= Neil Clifford Turner =

Australian agricultural scientist

Neil Clifford Turner (born 13 March 1940) is an Australian agricultural scientist known for his contributions to agronomy and crop physiology, particularly in the adaptation of crops to dry lands. He was the recipient of the Humboldt Research Award and the Centenary Medal for service to Australian society in environmental science. He is a member of the Order of Australia and his contributions spans physiological response of crops and trees to water deficits, rainfall-use efficiency, climate change implications for crop production, and various abiotic and biotic stress factors affecting plant growth and productivity.

Turner has authored and co-authored over 400 refereed scientific papers and book chapters, and he has edited 12 books and special issues of journals.

==Early life and education==
Turner was born in Preston, England. He pursued his undergraduate studies in agricultural science at the University of Reading, graduating with a BSc (Hons) in 1962. He later obtained his PhD in agronomy from the University of Adelaide, Australia, in 1968, and a DSc in Agriculture from the University of Reading, UK, in 1983.

==Career==
Turner served as a Crop and Tree Physiologist at the Department of Ecology and Climatology, The Connecticut Agricultural Experiment Station, New Haven, Connecticut, USA, from 1967 to 1974. He then transitioned to roles in Australia, including positions at CSIRO Plant Industry in Canberra and Perth.

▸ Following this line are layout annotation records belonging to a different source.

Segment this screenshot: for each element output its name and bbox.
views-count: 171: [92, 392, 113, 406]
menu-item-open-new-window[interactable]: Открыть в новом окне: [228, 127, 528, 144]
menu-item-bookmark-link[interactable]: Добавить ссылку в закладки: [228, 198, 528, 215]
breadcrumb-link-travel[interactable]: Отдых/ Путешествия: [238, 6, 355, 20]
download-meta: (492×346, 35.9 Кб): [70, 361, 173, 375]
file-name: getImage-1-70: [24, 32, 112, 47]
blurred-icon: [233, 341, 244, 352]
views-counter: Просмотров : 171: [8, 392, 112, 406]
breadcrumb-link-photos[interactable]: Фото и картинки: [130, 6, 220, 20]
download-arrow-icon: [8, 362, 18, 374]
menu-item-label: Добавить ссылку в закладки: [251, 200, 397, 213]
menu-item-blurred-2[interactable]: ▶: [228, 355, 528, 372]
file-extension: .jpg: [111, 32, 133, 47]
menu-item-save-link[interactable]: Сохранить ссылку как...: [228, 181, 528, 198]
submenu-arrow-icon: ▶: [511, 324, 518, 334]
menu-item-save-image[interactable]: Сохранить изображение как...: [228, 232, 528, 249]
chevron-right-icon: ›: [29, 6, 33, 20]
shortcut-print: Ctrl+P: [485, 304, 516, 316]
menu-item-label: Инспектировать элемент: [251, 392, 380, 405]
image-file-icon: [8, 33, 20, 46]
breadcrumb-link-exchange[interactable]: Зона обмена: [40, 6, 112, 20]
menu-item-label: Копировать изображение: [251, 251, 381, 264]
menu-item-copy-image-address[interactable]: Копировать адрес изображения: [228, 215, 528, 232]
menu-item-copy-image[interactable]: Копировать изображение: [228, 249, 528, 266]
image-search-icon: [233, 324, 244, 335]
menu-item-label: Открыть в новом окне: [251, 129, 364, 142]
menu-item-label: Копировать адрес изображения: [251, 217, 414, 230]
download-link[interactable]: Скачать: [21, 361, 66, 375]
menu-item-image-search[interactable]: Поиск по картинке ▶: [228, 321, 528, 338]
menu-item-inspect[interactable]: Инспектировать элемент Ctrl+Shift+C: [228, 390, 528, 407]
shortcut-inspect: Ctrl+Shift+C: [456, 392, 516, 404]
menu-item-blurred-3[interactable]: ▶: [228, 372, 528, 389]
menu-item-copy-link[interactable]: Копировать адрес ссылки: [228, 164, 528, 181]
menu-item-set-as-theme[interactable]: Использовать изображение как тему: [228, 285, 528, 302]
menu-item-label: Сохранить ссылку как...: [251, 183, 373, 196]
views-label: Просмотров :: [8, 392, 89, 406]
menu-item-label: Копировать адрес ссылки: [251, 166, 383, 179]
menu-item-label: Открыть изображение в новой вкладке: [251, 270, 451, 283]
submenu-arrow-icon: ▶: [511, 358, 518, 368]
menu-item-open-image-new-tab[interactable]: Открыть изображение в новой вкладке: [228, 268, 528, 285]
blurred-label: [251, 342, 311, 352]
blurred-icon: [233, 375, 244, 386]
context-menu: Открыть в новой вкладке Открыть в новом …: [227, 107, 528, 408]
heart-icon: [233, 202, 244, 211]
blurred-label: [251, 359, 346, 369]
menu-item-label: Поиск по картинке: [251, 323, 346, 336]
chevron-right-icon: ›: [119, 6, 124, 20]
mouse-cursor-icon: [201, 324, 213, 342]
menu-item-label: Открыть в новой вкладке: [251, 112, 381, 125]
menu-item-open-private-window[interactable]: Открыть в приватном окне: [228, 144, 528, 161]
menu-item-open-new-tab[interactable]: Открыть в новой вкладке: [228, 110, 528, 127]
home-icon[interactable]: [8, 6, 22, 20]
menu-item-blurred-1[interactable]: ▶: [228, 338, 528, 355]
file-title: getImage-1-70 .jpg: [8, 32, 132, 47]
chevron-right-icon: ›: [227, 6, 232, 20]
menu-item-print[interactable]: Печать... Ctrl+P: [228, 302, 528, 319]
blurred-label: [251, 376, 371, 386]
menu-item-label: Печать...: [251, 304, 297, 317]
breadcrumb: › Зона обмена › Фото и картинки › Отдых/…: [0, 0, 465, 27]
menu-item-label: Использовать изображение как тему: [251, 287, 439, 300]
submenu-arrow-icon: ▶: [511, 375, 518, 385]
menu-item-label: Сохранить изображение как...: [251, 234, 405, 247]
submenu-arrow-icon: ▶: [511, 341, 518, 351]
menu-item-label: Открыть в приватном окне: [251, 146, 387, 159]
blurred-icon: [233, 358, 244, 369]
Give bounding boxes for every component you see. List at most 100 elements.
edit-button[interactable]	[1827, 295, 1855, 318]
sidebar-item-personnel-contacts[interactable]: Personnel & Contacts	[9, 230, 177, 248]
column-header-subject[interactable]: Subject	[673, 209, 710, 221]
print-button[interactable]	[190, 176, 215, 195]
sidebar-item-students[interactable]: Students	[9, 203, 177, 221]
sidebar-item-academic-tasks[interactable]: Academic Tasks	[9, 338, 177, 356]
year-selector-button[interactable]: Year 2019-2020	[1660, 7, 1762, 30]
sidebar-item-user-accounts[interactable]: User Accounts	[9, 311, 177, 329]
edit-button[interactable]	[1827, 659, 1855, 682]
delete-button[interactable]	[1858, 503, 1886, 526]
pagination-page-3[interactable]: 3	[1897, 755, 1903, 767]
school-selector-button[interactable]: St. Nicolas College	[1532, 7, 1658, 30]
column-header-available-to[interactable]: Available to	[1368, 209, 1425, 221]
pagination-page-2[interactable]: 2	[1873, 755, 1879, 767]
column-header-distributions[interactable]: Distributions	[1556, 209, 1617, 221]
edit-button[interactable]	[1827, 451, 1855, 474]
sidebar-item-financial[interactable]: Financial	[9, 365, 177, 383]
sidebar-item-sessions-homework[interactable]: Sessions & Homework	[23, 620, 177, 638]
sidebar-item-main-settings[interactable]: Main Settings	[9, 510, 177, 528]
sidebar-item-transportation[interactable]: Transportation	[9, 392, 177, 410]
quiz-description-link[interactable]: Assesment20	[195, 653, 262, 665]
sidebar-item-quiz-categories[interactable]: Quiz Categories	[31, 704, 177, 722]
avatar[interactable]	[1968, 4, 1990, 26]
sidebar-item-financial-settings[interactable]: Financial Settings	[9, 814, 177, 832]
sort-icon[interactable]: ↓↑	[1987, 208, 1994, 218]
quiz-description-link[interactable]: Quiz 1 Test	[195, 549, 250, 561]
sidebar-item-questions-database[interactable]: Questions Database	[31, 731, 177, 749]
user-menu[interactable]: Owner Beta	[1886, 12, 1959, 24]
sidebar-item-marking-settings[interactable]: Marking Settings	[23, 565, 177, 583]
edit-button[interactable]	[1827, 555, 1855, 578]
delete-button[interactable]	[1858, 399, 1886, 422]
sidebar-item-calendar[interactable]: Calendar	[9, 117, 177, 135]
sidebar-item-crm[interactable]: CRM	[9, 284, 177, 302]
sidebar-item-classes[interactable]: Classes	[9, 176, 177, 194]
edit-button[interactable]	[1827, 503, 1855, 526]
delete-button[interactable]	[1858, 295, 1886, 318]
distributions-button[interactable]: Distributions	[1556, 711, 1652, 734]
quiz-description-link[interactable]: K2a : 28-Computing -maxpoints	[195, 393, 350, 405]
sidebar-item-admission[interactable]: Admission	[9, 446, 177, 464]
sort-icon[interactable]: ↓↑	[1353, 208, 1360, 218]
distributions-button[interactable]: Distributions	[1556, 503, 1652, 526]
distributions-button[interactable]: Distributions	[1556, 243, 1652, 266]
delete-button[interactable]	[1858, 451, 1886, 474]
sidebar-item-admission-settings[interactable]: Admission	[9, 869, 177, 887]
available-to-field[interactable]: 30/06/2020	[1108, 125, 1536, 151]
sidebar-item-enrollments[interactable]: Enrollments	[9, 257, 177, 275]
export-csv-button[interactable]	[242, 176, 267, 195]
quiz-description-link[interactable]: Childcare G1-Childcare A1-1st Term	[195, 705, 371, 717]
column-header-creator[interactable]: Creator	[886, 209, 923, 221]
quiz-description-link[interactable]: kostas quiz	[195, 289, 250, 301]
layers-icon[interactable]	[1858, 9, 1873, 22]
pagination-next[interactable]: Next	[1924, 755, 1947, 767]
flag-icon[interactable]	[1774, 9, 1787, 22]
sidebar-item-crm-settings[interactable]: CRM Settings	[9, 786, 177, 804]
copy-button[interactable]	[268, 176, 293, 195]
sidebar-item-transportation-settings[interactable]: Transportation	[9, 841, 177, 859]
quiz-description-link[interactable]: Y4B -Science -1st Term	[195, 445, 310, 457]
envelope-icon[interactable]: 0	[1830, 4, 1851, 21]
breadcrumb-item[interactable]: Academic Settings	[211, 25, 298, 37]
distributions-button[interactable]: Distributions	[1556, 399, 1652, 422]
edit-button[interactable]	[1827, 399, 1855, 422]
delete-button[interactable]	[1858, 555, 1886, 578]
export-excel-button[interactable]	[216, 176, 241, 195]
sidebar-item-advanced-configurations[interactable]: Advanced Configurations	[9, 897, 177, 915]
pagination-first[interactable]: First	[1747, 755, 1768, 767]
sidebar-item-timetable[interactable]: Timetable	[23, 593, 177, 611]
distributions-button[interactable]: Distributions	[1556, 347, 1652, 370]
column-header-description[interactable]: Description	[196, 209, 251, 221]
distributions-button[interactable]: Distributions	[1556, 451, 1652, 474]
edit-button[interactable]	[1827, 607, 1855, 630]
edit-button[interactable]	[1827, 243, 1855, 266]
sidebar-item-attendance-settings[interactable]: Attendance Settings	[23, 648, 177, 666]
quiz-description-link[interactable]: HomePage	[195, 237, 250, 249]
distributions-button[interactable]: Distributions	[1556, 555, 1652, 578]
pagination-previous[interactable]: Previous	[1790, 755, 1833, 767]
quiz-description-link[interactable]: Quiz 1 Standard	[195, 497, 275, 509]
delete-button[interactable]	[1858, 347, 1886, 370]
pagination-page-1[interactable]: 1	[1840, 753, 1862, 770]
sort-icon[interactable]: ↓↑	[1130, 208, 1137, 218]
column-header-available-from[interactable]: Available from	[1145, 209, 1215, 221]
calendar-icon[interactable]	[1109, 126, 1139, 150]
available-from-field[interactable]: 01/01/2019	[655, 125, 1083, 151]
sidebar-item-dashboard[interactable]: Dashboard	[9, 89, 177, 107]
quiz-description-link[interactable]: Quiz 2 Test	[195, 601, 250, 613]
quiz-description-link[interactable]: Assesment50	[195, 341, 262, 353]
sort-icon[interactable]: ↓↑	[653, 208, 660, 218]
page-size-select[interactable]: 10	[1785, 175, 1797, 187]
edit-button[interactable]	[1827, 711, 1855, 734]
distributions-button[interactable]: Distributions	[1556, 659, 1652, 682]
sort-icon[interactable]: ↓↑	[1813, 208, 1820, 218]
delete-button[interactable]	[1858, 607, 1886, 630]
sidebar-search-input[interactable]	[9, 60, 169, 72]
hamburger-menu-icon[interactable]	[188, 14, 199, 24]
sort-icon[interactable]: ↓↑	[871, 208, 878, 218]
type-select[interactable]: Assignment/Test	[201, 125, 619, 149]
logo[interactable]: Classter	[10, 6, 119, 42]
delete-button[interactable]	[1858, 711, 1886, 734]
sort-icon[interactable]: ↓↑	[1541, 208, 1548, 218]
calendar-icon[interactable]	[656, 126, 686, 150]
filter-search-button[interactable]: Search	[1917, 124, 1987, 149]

Since 2005, Turner has been based at the University of Western Australia as Interim Director of the Centre for Legumes in Mediterranean Agriculture (2006–2007) and adjunct professor in the UWA Institute of Agriculture.

Turner's leadership roles include being a Research/Program Leader and Officer-in-Charge at the Dryland Crops and Soils Research Unit, CSIRO Plant Industry, Perth, Western Australia, from 1984 to 1995. He has also held visiting research professor positions at University of Aberdeen (1973), Bayreuth University (1982), Würzburg University (1993), Lanzhou University, China (2007-), Northwest Agricultural and Forestry University, China (2017-).

==Research==
Throughout his career, Turner's research interests have focused on agronomic and physiological responses of crops and trees to water deficits, adaptation of crops to water-limited environments, rainfall-use efficiency, climate change impacts on crop production, stomatal behavior, plant water relations, drought and salinity tolerance, osmotic adjustment, high and low temperature stress, and early vigor. He has worked extensively with crops and trees, including wheat, oats, lupin, chickpea, maize, rice, sorghum, tobacco, cotton, soybean, sunflowers, and several Brassica species.

==Contributions==
Turner has served as a UNESCO/FAO consultant at the UNDP Centre for Soil and Water Management, Haryana Agricultural University, Hisar, India (1978), and as a Visiting Research Scientist at the International Rice Research Institute, Los Baños, Philippines (1983). Turner contributed with organizations such as the International Centre for Research in Agroforestry (now World Agroforestry Center) and the International Crop Science Congress.

==Honors and awards==
Turner received fellowships from the American Society of Agronomy, the Crop Science Society of America, the Australian Academy of Technological Sciences and Engineering, the Australian Institute of Agricultural Science and Technology and the Indian Academy of Agricultural Sciences. He was awarded the Humboldt Research Award, the Centenary Medal for service to Australian society in environmental science, and the Chancellor's Medal from The University of Western Australia, among others.

In 2021, Turner was appointed as a Member of the Order of Australia (AM) for his service to agricultural and environmental science, and to education.

==Personal life==
Neil Turner is married with three adult married sons and eight grandchildren. He resides in Waterman's Bay, Western Australia.